Upside Down Priorities

Yesterday the Washington Examiner pointed out the lack of logic in two of President Obama’s recent decisions. Last week, President Obama announced drastic cuts to the military budget–cutting the number of troops and cutting the spending on new weapons and weapon systems.

The article reminds us:

First, Obama claimed that “even as our troops continue to fight in Afghanistan, the tide of war is receding.” What logically should have followed such an assertion was something about the surrender of an enemy and assurance that his defeat was so total and comprehensive that decades, if not centuries, will pass before he might again threaten the safety and security of the American people.

Obama could say nothing like that because no such surrender has been tendered, and it is clear to anybody with open eyes that the aggressors in the War on Terror are — Osama bin Laden’s death notwithstanding — planning lethal new attacks on Americans here at home and American interests around the world. It is as though FDR had said in April 1943 that the tide of World War II was receding and therefore it was time to slash American defense spending because American pilots had shot down a plane carrying Japanese Adm. Isoroku Yamamoto, chief planner behind the attack on Pearl Harbor. No matter that Japanese troops still occupied half of the Pacific and would continue to wage war against the U.S.

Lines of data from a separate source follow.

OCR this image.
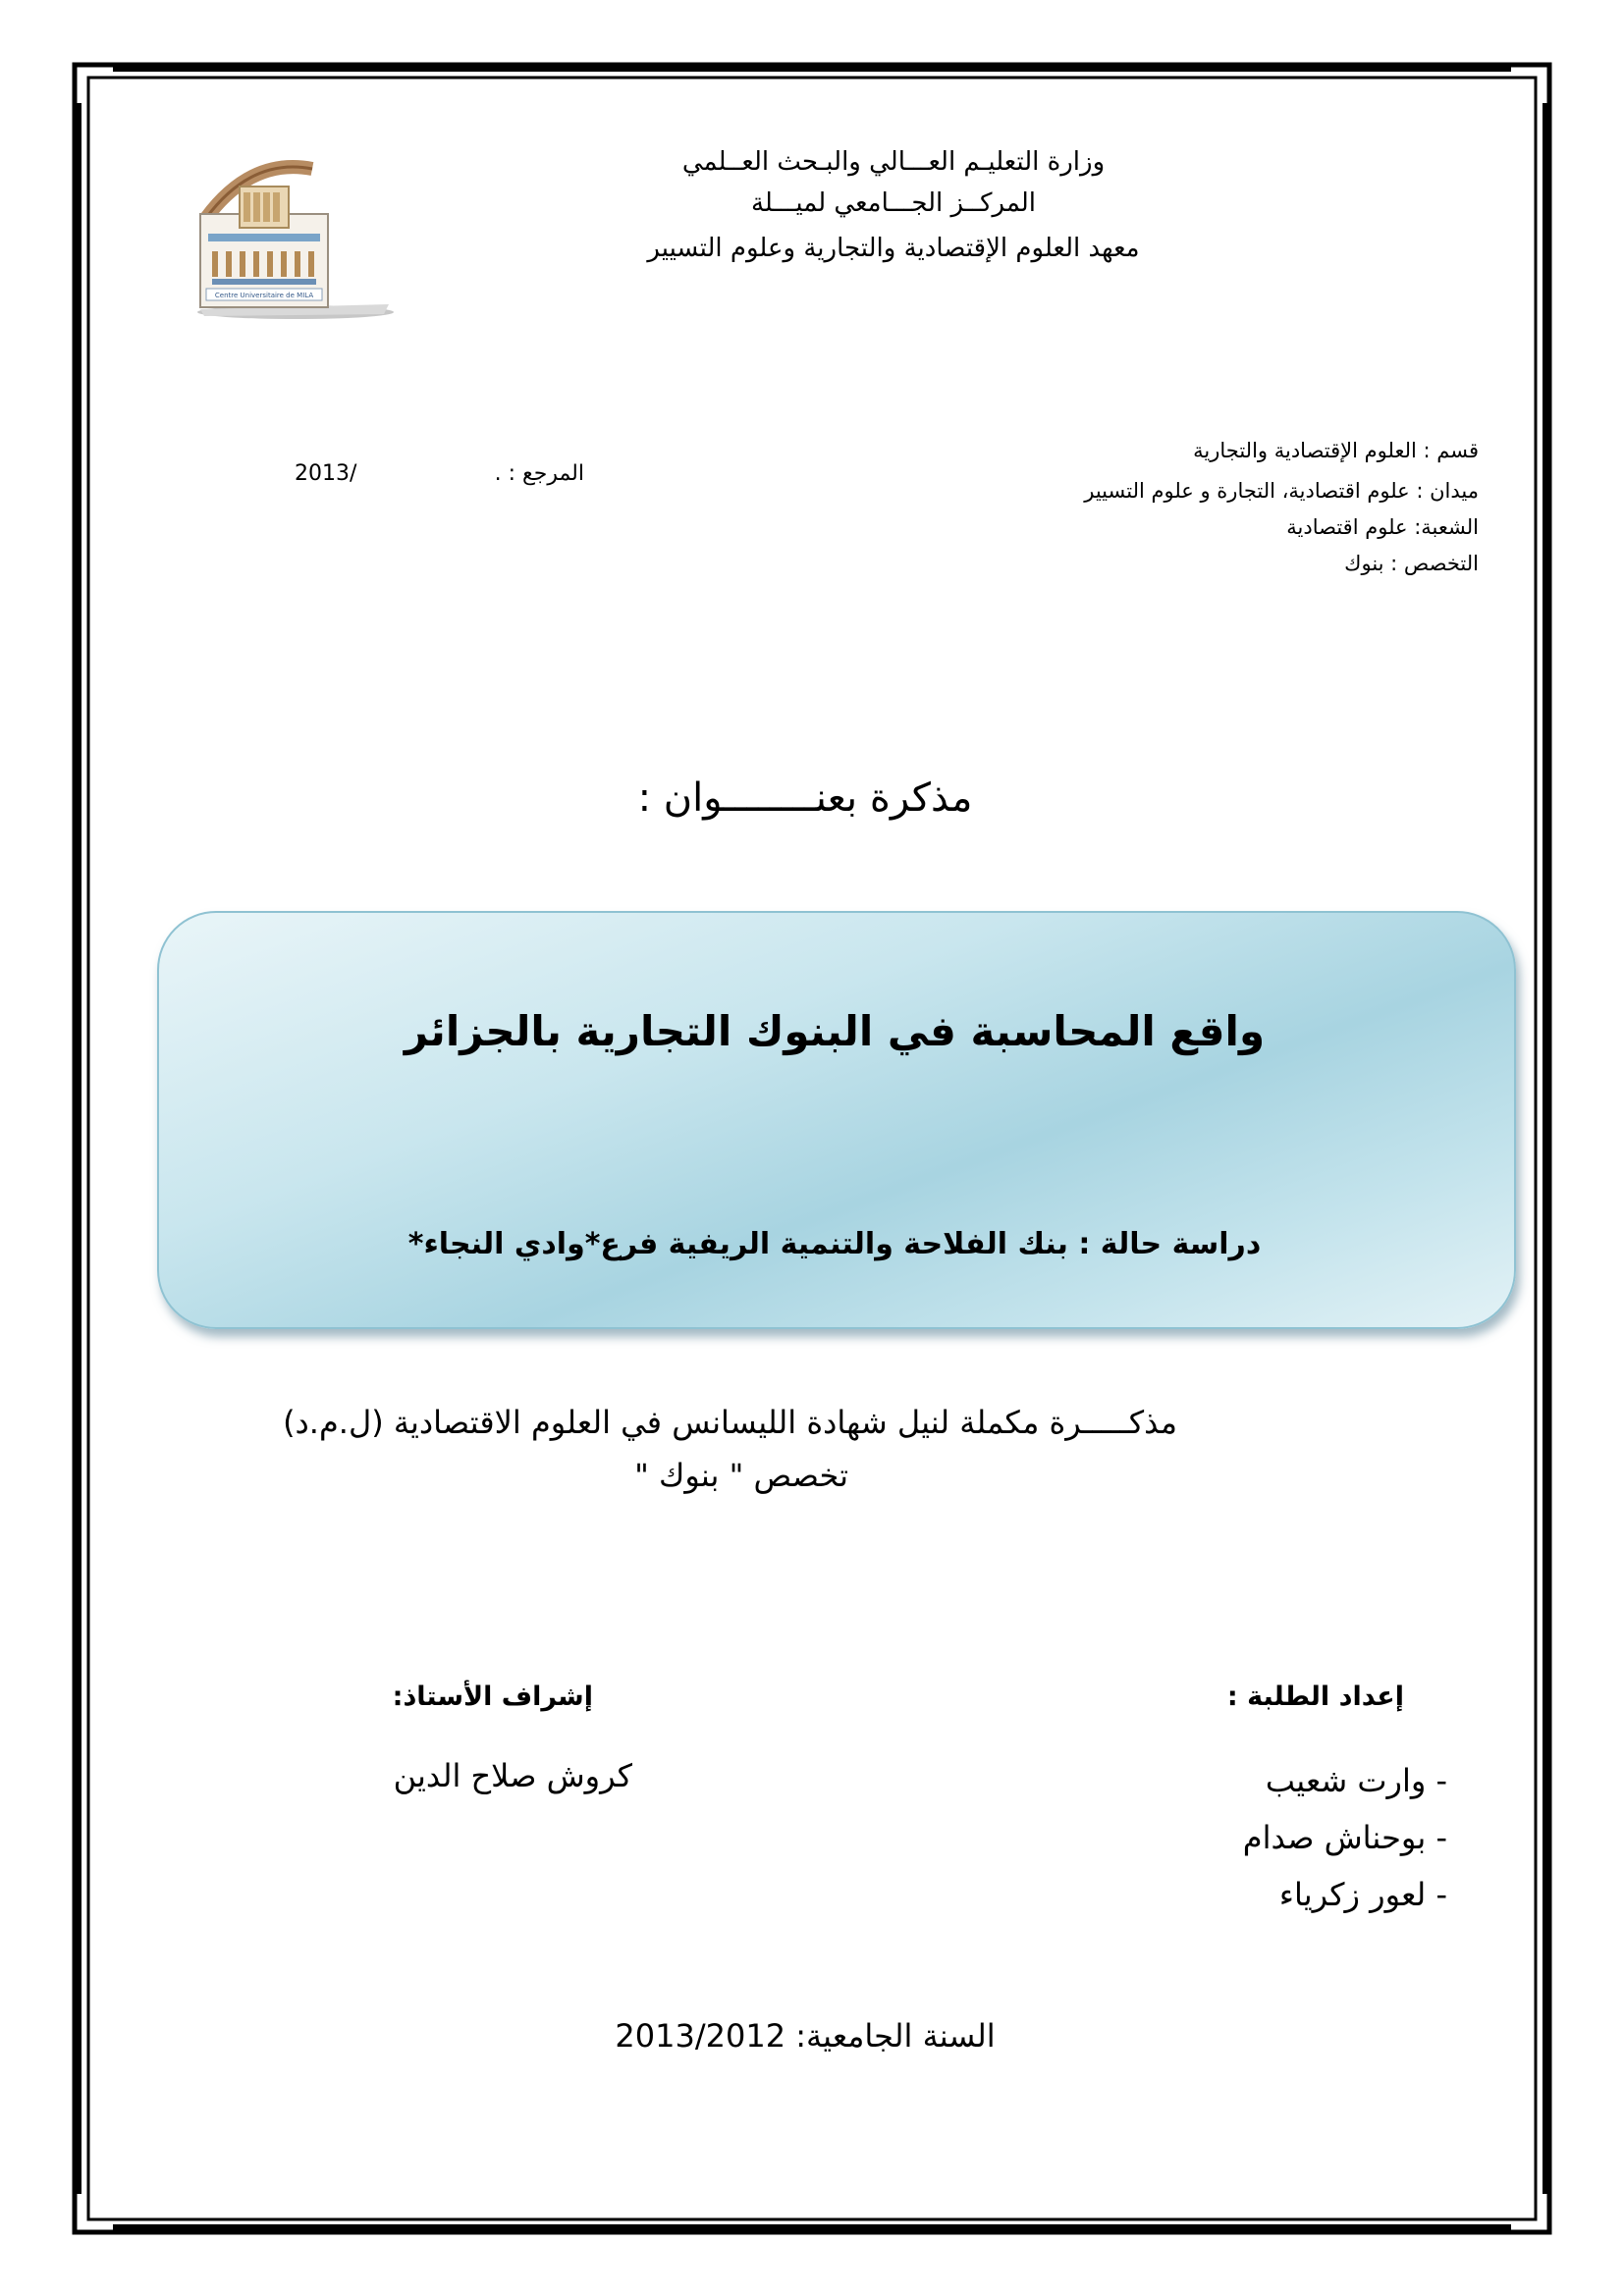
Centre Universitaire de MILA
وزارة التعليـم العـــالي والبـحث العــلمي
المركــز الجـــامعي لميـــلة
معهد العلوم الإقتصادية والتجارية وعلوم التسيير
قسم : العلوم الإقتصادية والتجارية
ميدان : علوم اقتصادية، التجارة و علوم التسيير
الشعبة: علوم اقتصادية
التخصص : بنوك
المرجع : .
2013/
مذكرة بعنــــــــوان :
واقع المحاسبة في البنوك التجارية بالجزائر
دراسة حالة : بنك الفلاحة والتنمية الريفية فرع*وادي النجاء*
مذكـــــرة مكملة لنيل شهادة الليسانس في العلوم الاقتصادية (ل.م.د)
تخصص " بنوك "
إعداد الطلبة :
- وارت شعيب
- بوحناش صدام
- لعور زكرياء
إشراف الأستاذ:
كروش صلاح الدين
السنة الجامعية: 2013/2012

The world is as dangerous (or more dangerous) as it was the day President Obama took office. Cutting our defense as Iran spreads its influence into Latin America and works to develop nuclear weapons is simply not smart.

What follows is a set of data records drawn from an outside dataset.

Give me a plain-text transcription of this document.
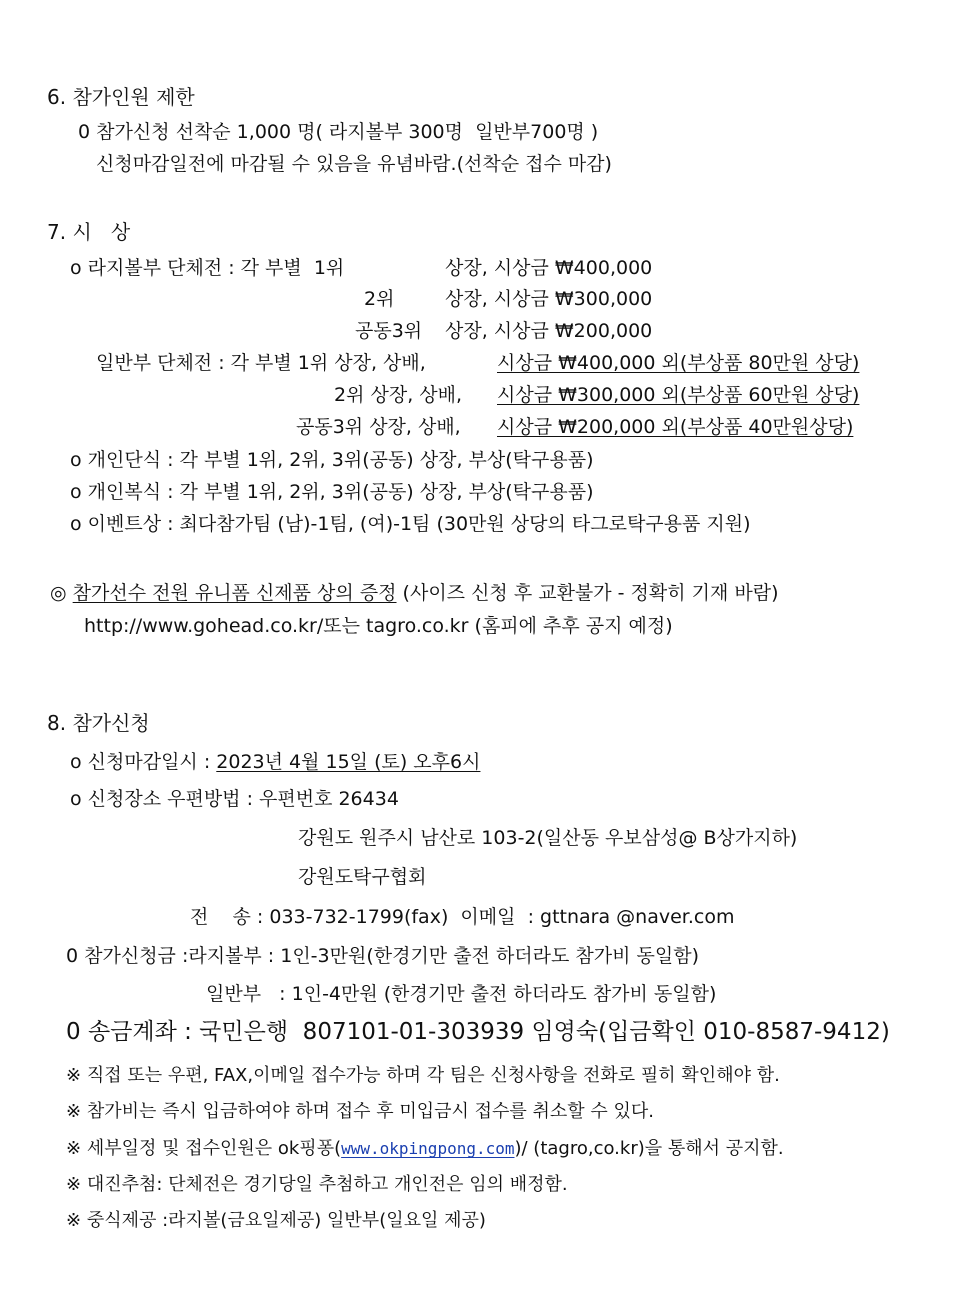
6. 참가인원 제한
0 참가신청 선착순 1,000 명( 라지볼부 300명  일반부700명 )
신청마감일전에 마감될 수 있음을 유념바람.(선착순 접수 마감)
7. 시   상
o 라지볼부 단체전 : 각 부별  1위	상장, 시상금 ₩400,000
2위	상장, 시상금 ₩300,000
공동3위 상장, 시상금 ₩200,000
일반부 단체전 : 각 부별 1위 상장, 상배,	시상금 ₩400,000 외(부상품 80만원 상당)
2위 상장, 상배, 시상금 ₩300,000 외(부상품 60만원 상당)
공동3위 상장, 상배, 시상금 ₩200,000 외(부상품 40만원상당)
o 개인단식 : 각 부별 1위, 2위, 3위(공동) 상장, 부상(탁구용품)
o 개인복식 : 각 부별 1위, 2위, 3위(공동) 상장, 부상(탁구용품)
o 이벤트상 : 최다참가팀 (남)-1팀, (여)-1팀 (30만원 상당의 타그로탁구용품 지원)
◎ 참가선수 전원 유니폼 신제품 상의 증정 (사이즈 신청 후 교환불가 - 정확히 기재 바람)
http://www.gohead.co.kr/또는 tagro.co.kr (홈피에 추후 공지 예정)
8. 참가신청
o 신청마감일시 : 2023년 4월 15일 (토) 오후6시
o 신청장소 우편방법 : 우편번호 26434
강원도 원주시 남산로 103-2(일산동 우보삼성@ B상가지하)
강원도탁구협회
전    송 : 033-732-1799(fax)  이메일  : gttnara @naver.com
0 참가신청금 :라지볼부 : 1인-3만원(한경기만 출전 하더라도 참가비 동일함)
일반부   : 1인-4만원 (한경기만 출전 하더라도 참가비 동일함)
0 송금계좌 : 국민은행  807101-01-303939 임영숙(입금확인 010-8587-9412)
※ 직접 또는 우편, FAX,이메일 접수가능 하며 각 팀은 신청사항을 전화로 필히 확인해야 함.
※ 참가비는 즉시 입금하여야 하며 접수 후 미입금시 접수를 취소할 수 있다.
※ 세부일정 및 접수인원은 ok핑퐁(www.okpingpong.com)/ (tagro,co.kr)을 통해서 공지함.
※ 대진추첨: 단체전은 경기당일 추첨하고 개인전은 임의 배정함.
※ 중식제공 :라지볼(금요일제공) 일반부(일요일 제공)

At the same time he was cutting the jobs for thousands of our military, President Obama promised pay raises for federal employees. The raise is only a half-percent, but it is still a raise.

The article reminds us of a series of reports in USA Today by Dennis Cauchon in 2010. The article at the Washington Examiner states:

“The compensation gap between federal and private workers has doubled in the past decade,” Cauchon found. “Federal civil servants earned average pay and benefits of $123,049 in 2009, while private workers made $61,051 in total compensation, according to the Bureau of Economic Analysis. The data are the latest available.” If anything, Obama should freeze federal pay indefinitely so private-sector employees can catch up with the bureaucrats.
 
It’s an election year, this is only the beginning.